О как он был жёсток, неласковым жребием выпав,
к нему привыкали, почти что не чувствуя ног,
но чье-то дыханье с его полусонных прогибов
летело по небу на чей-то безумный звонок.
На нем раскрывалась ромашка младенческой позы
и тот полуночник, бывало, подремывал днем.
Он знает все тайны, он помнит молитвы и слезы,
но вот незадача – клопы обнаружились в нем.
И он обречен, а на новом, должно быть, уютней.
Зайдем и заплатим – и время бежать по делам.
Поминок не будет, не слышно органа и лютни,
в шумливом безмолвье уносится старый диван.
А близится осень, и капли щемят дождевые,
и в нежном сиянье бездомная горечь листвы.
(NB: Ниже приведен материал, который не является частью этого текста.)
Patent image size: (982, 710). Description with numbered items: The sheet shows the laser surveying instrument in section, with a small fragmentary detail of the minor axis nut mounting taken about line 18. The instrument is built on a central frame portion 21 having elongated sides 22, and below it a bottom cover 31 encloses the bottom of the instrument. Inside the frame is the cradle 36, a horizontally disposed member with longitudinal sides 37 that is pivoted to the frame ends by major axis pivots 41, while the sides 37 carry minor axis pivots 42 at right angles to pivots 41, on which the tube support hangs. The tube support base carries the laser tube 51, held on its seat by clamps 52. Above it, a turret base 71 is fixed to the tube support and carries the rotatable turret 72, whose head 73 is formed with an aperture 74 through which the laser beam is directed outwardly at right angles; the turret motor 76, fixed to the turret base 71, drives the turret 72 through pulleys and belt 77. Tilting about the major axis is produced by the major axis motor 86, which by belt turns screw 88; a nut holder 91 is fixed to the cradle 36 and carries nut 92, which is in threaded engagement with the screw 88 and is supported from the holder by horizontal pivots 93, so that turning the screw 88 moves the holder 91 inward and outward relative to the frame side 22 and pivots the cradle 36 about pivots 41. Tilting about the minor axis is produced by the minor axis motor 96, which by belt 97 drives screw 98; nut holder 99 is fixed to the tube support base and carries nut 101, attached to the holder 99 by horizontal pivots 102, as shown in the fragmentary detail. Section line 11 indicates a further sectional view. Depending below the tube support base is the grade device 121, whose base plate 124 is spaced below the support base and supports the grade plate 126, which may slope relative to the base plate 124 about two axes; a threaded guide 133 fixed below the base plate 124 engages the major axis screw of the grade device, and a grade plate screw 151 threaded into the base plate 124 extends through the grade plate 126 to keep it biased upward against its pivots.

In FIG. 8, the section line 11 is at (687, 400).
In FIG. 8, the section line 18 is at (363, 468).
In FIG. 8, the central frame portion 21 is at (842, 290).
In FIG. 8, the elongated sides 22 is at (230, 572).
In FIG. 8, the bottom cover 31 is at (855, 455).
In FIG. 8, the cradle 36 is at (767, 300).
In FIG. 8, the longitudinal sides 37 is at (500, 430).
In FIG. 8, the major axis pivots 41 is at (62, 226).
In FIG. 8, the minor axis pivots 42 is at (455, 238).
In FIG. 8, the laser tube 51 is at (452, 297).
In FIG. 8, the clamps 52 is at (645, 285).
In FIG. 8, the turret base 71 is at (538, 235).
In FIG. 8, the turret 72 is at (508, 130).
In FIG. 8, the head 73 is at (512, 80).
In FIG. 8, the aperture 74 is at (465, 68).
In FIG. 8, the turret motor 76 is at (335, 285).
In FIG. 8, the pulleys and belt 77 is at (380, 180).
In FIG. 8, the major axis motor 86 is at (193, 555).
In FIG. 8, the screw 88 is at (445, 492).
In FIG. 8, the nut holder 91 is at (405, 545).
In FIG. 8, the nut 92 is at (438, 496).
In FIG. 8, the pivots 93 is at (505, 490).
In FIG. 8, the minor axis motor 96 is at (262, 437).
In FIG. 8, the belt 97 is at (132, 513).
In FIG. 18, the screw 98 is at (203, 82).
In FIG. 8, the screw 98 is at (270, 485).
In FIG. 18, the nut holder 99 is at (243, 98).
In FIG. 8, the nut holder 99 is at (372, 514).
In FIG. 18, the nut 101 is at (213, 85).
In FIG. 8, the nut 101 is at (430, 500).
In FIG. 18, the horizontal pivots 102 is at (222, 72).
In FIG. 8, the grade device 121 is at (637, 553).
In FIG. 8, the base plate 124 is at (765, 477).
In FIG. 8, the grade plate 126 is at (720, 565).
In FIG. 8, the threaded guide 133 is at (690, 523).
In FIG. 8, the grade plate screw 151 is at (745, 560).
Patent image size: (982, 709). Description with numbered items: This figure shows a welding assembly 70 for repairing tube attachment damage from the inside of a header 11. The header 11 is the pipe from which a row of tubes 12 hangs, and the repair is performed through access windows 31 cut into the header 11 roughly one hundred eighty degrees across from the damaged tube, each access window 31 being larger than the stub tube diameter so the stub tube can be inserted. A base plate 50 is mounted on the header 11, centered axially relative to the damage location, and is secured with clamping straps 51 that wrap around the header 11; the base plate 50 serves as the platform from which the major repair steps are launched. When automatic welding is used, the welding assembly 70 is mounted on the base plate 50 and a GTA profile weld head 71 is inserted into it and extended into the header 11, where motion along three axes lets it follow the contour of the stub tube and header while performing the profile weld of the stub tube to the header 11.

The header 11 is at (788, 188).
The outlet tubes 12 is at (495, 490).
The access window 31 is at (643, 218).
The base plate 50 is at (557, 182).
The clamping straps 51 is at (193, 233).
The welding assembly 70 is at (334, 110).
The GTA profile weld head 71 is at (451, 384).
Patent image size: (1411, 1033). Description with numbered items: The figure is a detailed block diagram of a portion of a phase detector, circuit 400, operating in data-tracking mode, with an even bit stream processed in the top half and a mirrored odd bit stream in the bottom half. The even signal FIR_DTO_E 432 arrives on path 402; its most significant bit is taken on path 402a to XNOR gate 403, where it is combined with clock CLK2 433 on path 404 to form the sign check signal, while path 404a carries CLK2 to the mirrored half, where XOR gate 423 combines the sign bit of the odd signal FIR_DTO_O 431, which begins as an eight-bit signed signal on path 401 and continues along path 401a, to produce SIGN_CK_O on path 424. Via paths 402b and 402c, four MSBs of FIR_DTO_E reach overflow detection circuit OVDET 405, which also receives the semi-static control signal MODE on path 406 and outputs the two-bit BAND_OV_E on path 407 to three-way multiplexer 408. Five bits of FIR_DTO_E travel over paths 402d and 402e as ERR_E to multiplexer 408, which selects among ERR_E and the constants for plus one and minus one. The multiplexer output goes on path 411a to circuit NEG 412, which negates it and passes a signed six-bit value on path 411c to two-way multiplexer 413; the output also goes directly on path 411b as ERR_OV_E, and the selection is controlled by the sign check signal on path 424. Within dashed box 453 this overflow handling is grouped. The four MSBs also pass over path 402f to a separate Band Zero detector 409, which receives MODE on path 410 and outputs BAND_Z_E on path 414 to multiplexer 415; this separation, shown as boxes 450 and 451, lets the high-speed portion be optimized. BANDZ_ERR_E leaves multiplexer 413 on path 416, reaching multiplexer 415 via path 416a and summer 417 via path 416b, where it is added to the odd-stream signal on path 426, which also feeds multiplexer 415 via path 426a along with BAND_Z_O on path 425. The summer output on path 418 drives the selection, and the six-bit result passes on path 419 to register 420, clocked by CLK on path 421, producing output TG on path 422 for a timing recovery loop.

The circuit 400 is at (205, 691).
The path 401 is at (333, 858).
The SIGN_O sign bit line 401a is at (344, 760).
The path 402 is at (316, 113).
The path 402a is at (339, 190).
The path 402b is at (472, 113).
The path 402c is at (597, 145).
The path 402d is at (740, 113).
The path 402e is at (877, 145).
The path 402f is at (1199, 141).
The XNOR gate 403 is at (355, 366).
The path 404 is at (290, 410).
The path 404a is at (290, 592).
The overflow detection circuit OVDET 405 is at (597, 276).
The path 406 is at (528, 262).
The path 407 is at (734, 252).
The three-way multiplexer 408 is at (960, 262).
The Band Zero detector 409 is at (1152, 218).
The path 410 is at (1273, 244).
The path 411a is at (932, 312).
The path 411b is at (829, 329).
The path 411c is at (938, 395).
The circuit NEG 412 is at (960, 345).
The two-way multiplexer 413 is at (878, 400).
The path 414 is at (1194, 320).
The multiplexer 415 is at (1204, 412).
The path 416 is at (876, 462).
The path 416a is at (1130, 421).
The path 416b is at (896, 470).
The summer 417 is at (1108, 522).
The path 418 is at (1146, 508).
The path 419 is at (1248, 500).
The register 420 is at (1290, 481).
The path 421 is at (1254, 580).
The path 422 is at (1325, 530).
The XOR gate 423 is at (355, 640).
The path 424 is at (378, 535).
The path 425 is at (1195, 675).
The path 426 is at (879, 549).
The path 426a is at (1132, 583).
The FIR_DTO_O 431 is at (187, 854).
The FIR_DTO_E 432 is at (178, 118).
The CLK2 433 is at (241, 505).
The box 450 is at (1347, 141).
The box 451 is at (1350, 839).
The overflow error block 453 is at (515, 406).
Простите, простите, простите меня, домовые,
я тоже – давно уж – собрался в дорогу, как вы.
О, мир этот камен, и милых не губ ведь, не рук ведь,
и ветры смеются над бренной диванной душой.
О грусть Домового! О бедная старая рухлядь,
на коей – о счастье! – разляжется кто-то чужой.
О, мир этот камен, и, правду сказать, не в бреду ль я
с домашней заботой мешаю небесную высь,
и некому плакать, за вычетом Бога и дурня,
о старом диване, в котором клопы завелись.
«Куда мы? Кем ведомы? И в хартиях – труха…»
«Куда мы? Кем ведомы? И в хартиях – труха.
Сплошные, брат, Содомы с Адамова греха.
Повырублен, повыжжен и, лучшего не ждя,
мир плосок и недвижен, как замыслы вождя.